Atchafalaya Delta WMA doe arrowed within minutes of the beginning of the 2012-13 deer season.

Ricky Aucoin
October 04, 2012 at 9:21 am  | Mobile Reader | Pring this storyPrint 

Ricky Aucoin's 3-year-old grandson Baylor Eli Allen was excited that his Pop brought him home a deer after an Atchafalaya Delta WMA hunt on the opening day of the 2012-13 season.
Ricky Aucoin's 3-year-old grandson Baylor Eli Allen was excited that his Pop brought him home a deer after an Atchafalaya Delta WMA hunt on the opening day of the 2012-13 season.
Ricky Aucoin
At the age of 54, I still have trouble sleeping the night before the opening day of bow season. I tossed and turned, and was ready to go before the alarm clock went off at 3:55 a.m.

I picked up my good buddy Randy Levingston, who was equally as excited as I was. We ran down the river on a cool, slightly foggy ride to the Atchafalaya Delta Wildlife Management Area.

We set up in our ladder stands well before daylight, clicked on the Thermacells and waited for first light.

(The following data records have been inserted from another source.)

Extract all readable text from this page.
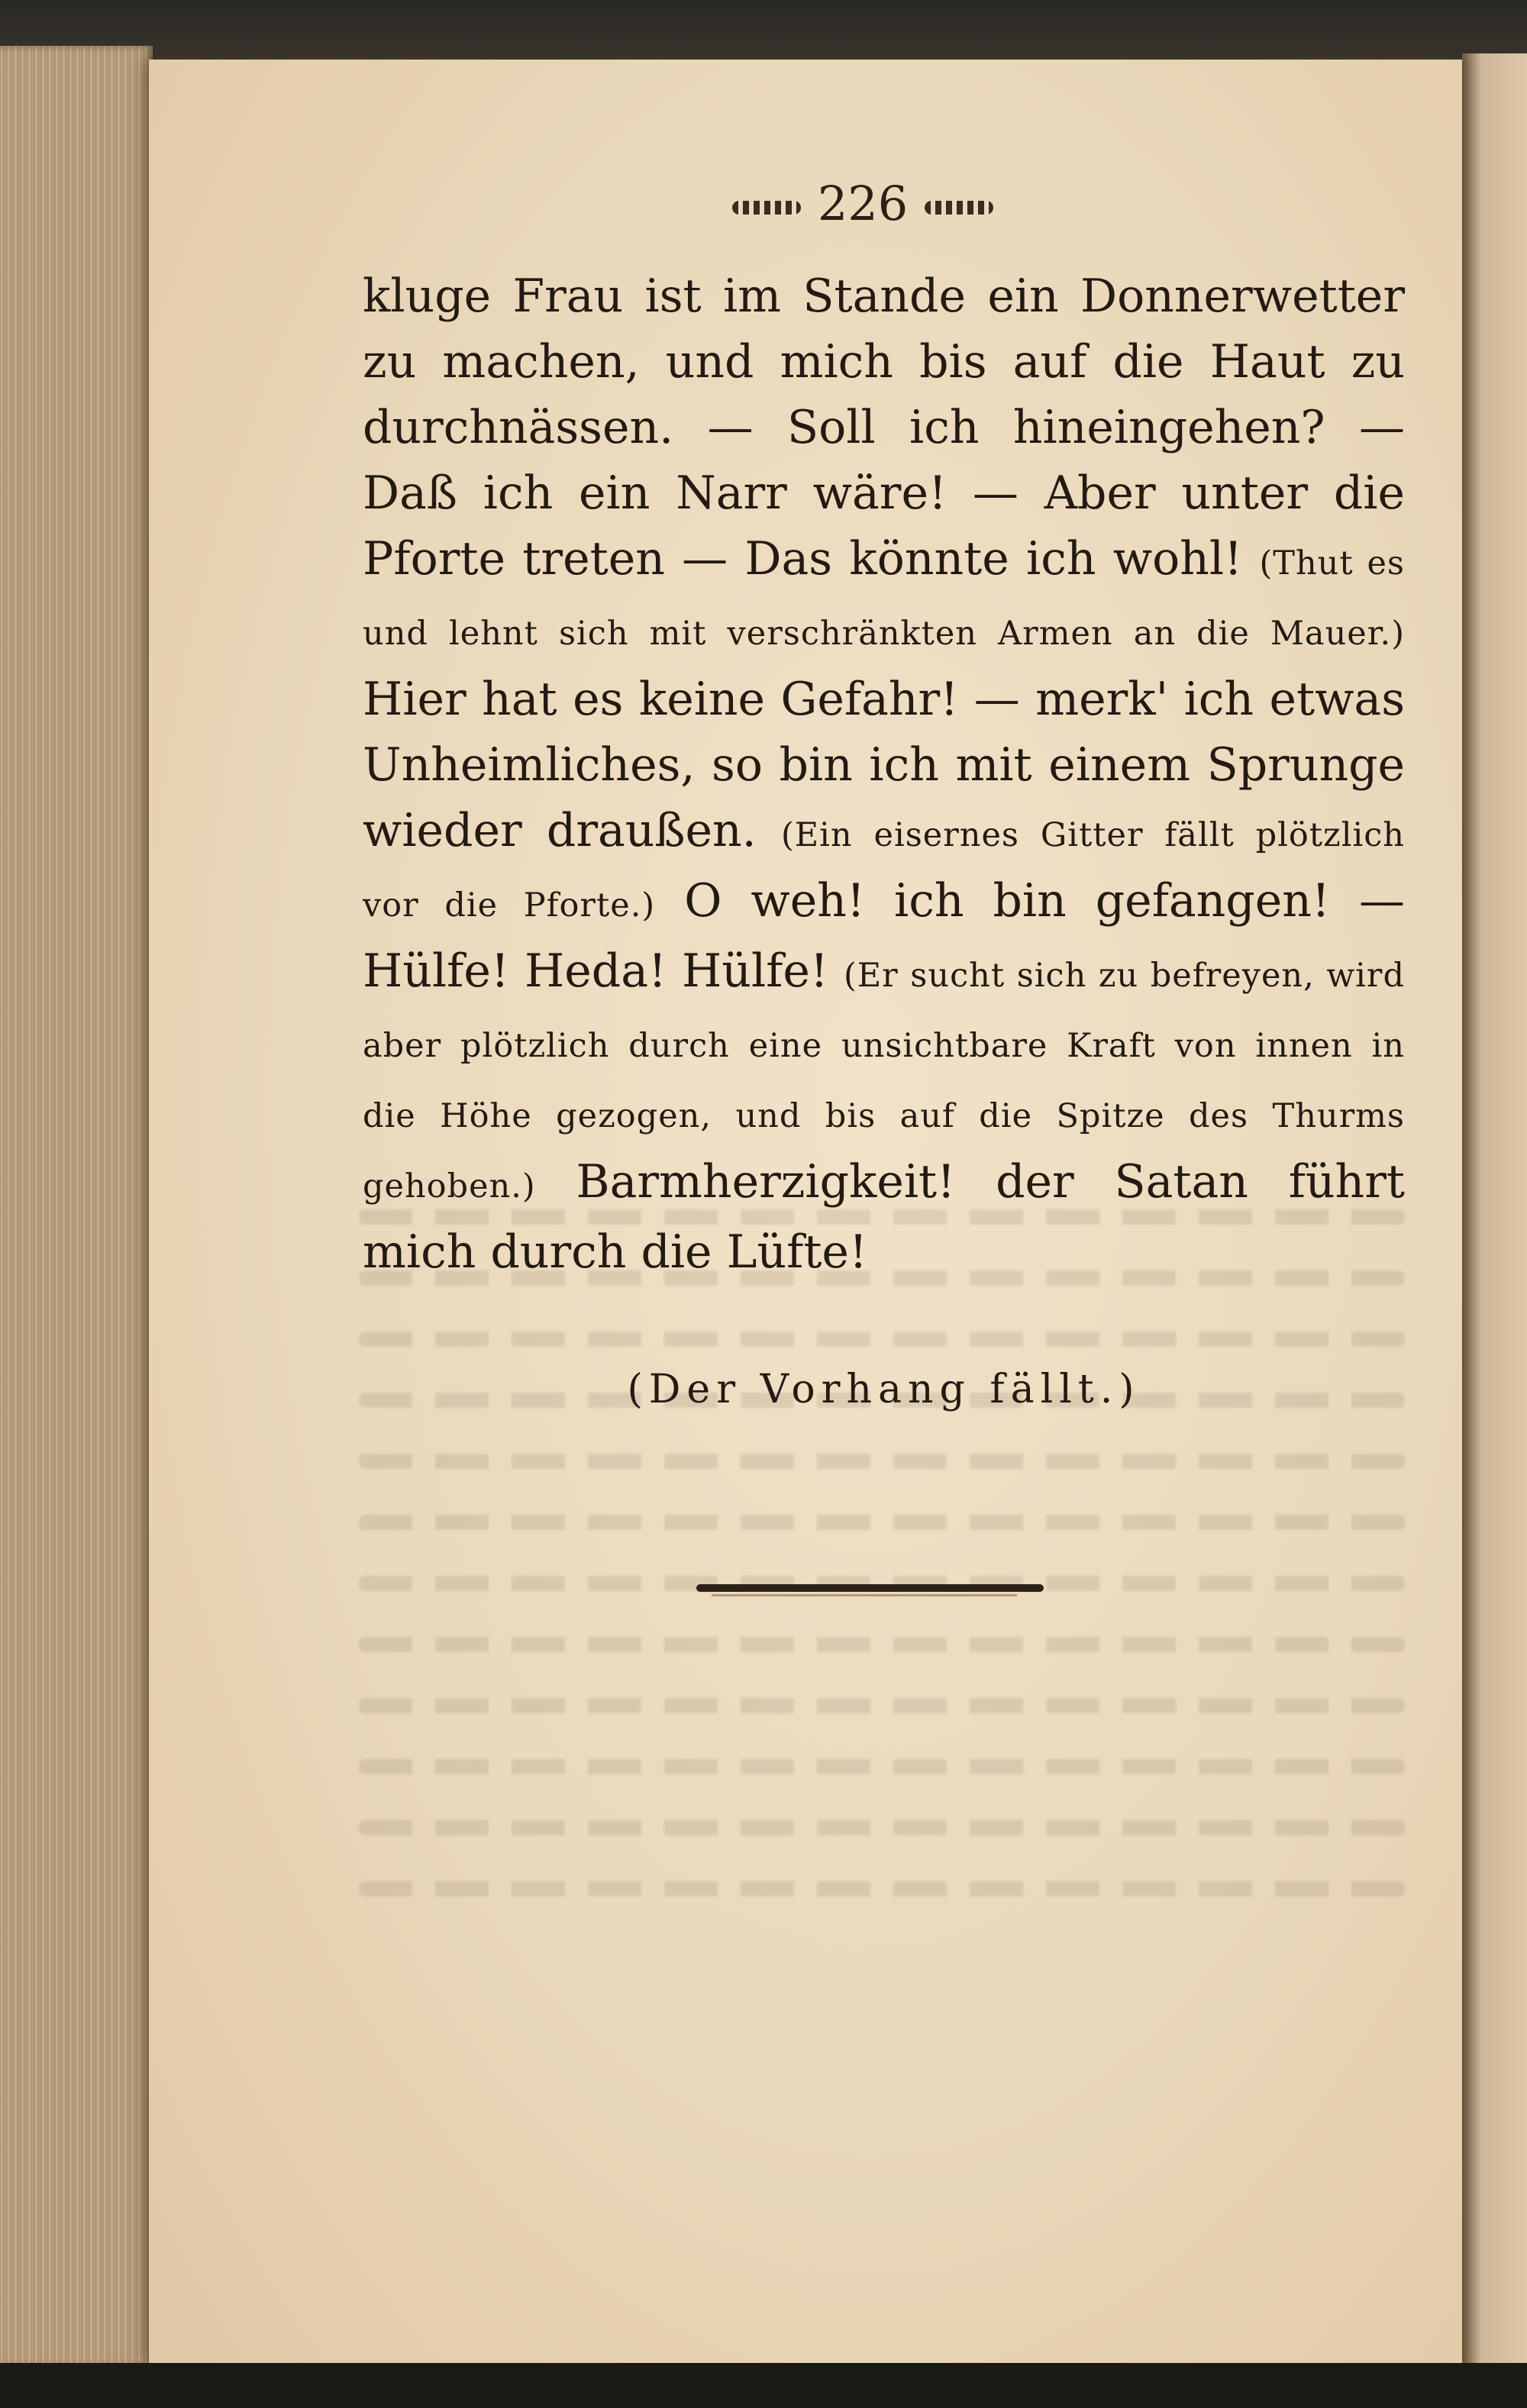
226

kluge Frau ist im Stande ein Donnerwetter zu machen, und mich bis auf die Haut zu durchnässen. — Soll ich hineingehen? — Daß ich ein Narr wäre! — Aber unter die Pforte treten — Das könnte ich wohl! (Thut es und lehnt sich mit verschränkten Armen an die Mauer.) Hier hat es keine Gefahr! — merk' ich etwas Unheimliches, so bin ich mit einem Sprunge wieder draußen. (Ein eisernes Gitter fällt plötzlich vor die Pforte.) O weh! ich bin gefangen! — Hülfe! Heda! Hülfe! (Er sucht sich zu befreyen, wird aber plötzlich durch eine unsichtbare Kraft von innen in die Höhe gezogen, und bis auf die Spitze des Thurms gehoben.) Barmherzigkeit! der Satan führt mich durch die Lüfte!

(Der Vorhang fällt.)
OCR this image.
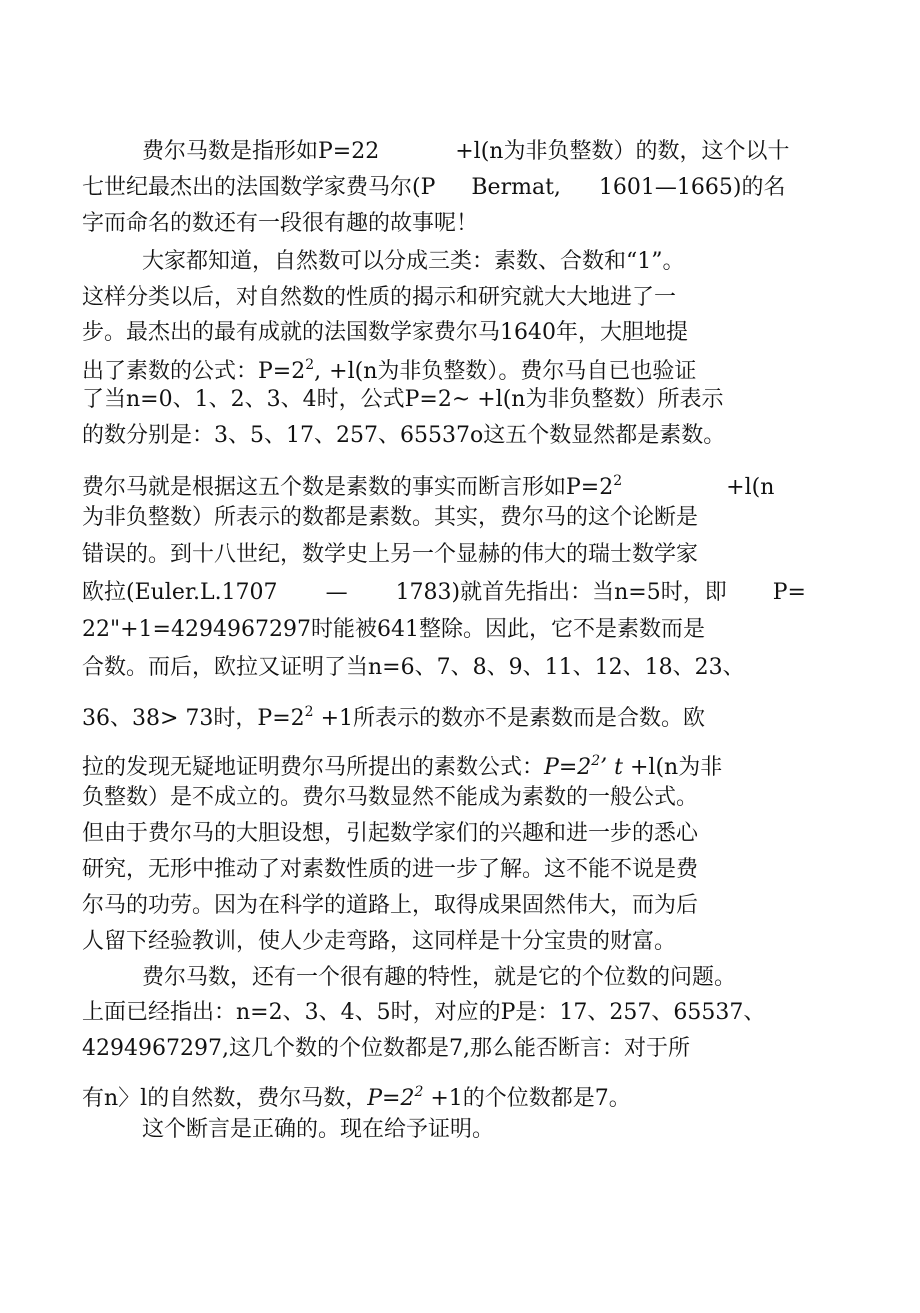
费尔马数是指形如P=22	+l(n为非负整数）的数，这个以十
七世纪最杰出的法国数学家费马尔(P Bermat, 1601—1665)的名
字而命名的数还有一段很有趣的故事呢！
大家都知道，自然数可以分成三类：素数、合数和“1”。
这样分类以后，对自然数的性质的揭示和研究就大大地进了一
步。最杰出的最有成就的法国数学家费尔马1640年，大胆地提
出了素数的公式：$P=2^2$, +l(n为非负整数）。费尔马自已也验证
了当n=0、1、2、3、4时，公式P=2~ +l(n为非负整数）所表示
的数分别是：3、5、17、257、65537o这五个数显然都是素数。
费尔马就是根据这五个数是素数的事实而断言形如$P=2^2$	+l(n
为非负整数）所表示的数都是素数。其实，费尔马的这个论断是
错误的。到十八世纪，数学史上另一个显赫的伟大的瑞士数学家
欧拉(Euler.L.1707 — 1783)就首先指出：当n=5时，即 P=
22"+1=4294967297时能被641整除。因此，它不是素数而是
合数。而后，欧拉又证明了当n=6、7、8、9、11、12、18、23、
36、38> 73时，$P=2^2 +1$所表示的数亦不是素数而是合数。欧
拉的发现无疑地证明费尔马所提出的素数公式：$P=2^2$’ t +l(n为非
负整数）是不成立的。费尔马数显然不能成为素数的一般公式。
但由于费尔马的大胆设想，引起数学家们的兴趣和进一步的悉心
研究，无形中推动了对素数性质的进一步了解。这不能不说是费
尔马的功劳。因为在科学的道路上，取得成果固然伟大，而为后
人留下经验教训，使人少走弯路，这同样是十分宝贵的财富。
费尔马数，还有一个很有趣的特性，就是它的个位数的问题。
上面已经指出：n=2、3、4、5时，对应的P是：17、257、65537、
4294967297,这几个数的个位数都是7,那么能否断言：对于所
有n〉l的自然数，费尔马数，$P=2^2 +1$的个位数都是7。
这个断言是正确的。现在给予证明。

I prefer to stand most of the time on my ladder platform, so right as it was getting light enough to see, I attempted to stand up but found that the chain on my ladder had loosened to the point of the stand wobbling quite a bit.

Of all times to have a malfunction! I resigned myself to get it fixed quickly before a deer showed up.

As I stepped down the first two ladder rungs, I glanced behind me and there was doe standing at full alert only 30 yards away.

I  froze, and the stare-down began. The doe was entirely motionless for several loooong minutes. My bow was a few feet away, hanging on a branch.

I felt that if I reached for it, she was gone. I had to wait for her to make a move. On and on it went, moment by agonizing moment.

The only thing in my favor was the wind blowing from the west, crossways between us. When she finally moved, she sniffed the air several times.

Next she put her head down to begin feeding, I quickly grabbed my bow. Her head popped up again before I could pivot to get a shot.

The stare-down started again. Not scenting me seemed to relax her and she began to feed, moving slowly toward my stand.

She was quartering toward me at 20 yards and dipped her head to feed. I quickly drew back, picked a spot and let an arrow fly.

Upon impact, she turned and bolted back from where she came and disappeared. Within a couple of seconds she came flying out of that area and streaked into the myrtles.

I was very confident that she was down after seeing how she reacted to the shot. I waited for over an hour before getting down to find my arrow.

Surprisingly, there was only the slightest amount of blood on two of the fletchings. I could find not one drop of blood anywhere on the trail she escaped on.

But luckily for me, I did see where she ran into the myrtles that was very close to Randy's stand location. I radioed him the events, and he said he also heard where she ran into the myrtles.

Within two minutes he radioed back that he had found my doe only yards inside the myrtles. She had gone down about 80 yards from the shot.

Upon inspection, the arrow entered the left side of her neck and exited the right middle, slicing through one lung.

I have hunted deer for 30 years, and there have only been a few times when I was fortunate enough to harvest a deer on opening day.

I felt blessed by this thrilling hunt with my very good buddy, and it is a great start to the 2012/2013 deer season.